There are numerous misconceptions when it comes to creating an estate plan. Often, individuals believe that they must be old, ill or at the end of their life to create an estate plan. That is false, as creating an estate plan early in life can be very beneficial.
Also, many consider an estate plan to be a tool to designate who gets your property and assets after you pass. While this is true, it is not the entire or full truth. When it comes to finances, there are those that are owned and those that are owed. As such, it is important to also consider your debts at the time of your passing when going through the estate-planning process.
While you will not have to worry about your debts after your passing, it is likely your loved ones will. Although some debts will go away when the debtor passes, others stick around and will impact the estate of the deceased.
This matter can be either simple or complex, and it is dependent on whether the estate is solvent or not. While simplicity triumphs when an estate is solvent, the matter can turn rather complex if it is insolvent.

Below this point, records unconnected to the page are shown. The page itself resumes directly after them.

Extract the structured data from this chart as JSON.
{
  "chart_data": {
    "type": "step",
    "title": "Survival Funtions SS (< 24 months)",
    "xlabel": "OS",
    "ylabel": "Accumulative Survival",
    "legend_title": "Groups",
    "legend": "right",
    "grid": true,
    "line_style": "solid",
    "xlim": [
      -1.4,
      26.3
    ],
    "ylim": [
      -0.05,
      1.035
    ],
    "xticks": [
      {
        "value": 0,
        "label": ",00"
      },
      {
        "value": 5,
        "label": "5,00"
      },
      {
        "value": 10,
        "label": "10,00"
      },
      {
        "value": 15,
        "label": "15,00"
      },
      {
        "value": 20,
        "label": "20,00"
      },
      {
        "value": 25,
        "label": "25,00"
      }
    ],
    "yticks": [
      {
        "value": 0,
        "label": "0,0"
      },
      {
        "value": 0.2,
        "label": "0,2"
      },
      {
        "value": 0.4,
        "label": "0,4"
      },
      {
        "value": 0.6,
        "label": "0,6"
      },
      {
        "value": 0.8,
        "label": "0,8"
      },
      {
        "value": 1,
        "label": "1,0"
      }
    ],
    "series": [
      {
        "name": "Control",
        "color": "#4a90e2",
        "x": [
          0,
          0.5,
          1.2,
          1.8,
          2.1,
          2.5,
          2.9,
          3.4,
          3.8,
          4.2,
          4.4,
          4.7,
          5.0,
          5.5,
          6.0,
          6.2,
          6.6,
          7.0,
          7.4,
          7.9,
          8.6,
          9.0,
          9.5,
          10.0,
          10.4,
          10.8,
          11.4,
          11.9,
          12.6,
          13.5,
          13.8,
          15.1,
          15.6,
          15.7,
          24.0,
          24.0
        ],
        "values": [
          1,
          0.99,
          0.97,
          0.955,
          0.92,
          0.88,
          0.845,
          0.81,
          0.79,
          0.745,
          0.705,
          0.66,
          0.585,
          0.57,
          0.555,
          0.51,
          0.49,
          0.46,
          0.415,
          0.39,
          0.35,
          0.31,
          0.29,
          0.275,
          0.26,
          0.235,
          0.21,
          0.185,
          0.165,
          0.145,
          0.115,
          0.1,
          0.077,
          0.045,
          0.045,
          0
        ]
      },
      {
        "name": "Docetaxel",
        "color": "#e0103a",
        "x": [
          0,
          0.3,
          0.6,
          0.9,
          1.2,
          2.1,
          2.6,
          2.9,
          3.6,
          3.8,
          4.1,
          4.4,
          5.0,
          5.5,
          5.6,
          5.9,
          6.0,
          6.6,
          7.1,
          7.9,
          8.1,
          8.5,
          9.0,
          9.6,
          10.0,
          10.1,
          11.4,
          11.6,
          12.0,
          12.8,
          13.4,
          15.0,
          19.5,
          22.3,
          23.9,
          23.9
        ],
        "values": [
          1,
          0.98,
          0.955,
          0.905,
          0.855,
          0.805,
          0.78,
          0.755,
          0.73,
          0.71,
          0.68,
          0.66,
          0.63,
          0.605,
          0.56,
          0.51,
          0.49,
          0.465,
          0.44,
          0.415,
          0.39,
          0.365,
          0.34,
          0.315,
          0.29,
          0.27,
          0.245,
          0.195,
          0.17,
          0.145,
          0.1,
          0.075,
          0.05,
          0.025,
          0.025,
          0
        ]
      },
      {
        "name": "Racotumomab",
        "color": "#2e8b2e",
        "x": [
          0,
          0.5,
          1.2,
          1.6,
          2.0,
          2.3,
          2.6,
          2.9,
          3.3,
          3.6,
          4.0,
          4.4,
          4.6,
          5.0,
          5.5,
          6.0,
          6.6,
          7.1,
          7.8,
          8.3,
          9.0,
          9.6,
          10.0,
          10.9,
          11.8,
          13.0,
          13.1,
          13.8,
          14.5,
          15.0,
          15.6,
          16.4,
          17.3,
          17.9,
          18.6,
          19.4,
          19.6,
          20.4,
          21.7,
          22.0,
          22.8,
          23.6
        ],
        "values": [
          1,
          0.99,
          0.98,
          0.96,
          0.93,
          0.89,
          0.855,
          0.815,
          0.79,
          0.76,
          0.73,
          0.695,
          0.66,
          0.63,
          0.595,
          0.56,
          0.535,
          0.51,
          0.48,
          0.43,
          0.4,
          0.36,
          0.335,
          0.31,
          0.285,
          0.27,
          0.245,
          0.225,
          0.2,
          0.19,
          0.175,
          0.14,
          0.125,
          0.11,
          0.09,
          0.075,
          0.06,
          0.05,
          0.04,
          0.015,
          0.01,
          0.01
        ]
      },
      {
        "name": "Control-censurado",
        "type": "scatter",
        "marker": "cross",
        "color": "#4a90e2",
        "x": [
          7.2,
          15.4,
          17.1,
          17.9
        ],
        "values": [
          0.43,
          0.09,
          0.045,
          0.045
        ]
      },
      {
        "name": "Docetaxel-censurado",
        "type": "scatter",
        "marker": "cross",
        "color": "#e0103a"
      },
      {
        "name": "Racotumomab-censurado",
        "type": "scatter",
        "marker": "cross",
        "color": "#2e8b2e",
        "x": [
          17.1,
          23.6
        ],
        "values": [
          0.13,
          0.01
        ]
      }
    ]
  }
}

When paying the debts of an insolvent estate, the administrator must follow a specific order when paying off claims. The first priority is the administrative expenses. This is followed by reasonable funeral expenses. Next, the debts or taxes with preference under federal law are paid. The fourth in line is reasonable and necessary medical bills from the last illness of the deceased. This is followed by debts and taxes with preference under state law. The next is the reimbursement of benefit payments. Finally, all other claims are then addressed
All debts are settled with the assets of the estate in reverse priority. This means that it begins with assets passing by intestacy. It is followed by those passing under the residue clause, then assets passing under a general devise and lastly, those passing under a specific devise.
Safeguard your assets
There are various ways to safeguard your assets in your estate from creditor claims. This includes the purchase of life insurance to transfer the risk of unexpected death. Also, by gaining a full understanding of your debts, an estate planner can help you safeguard them while also designating to your administrator how you want them to handle your debt repayment.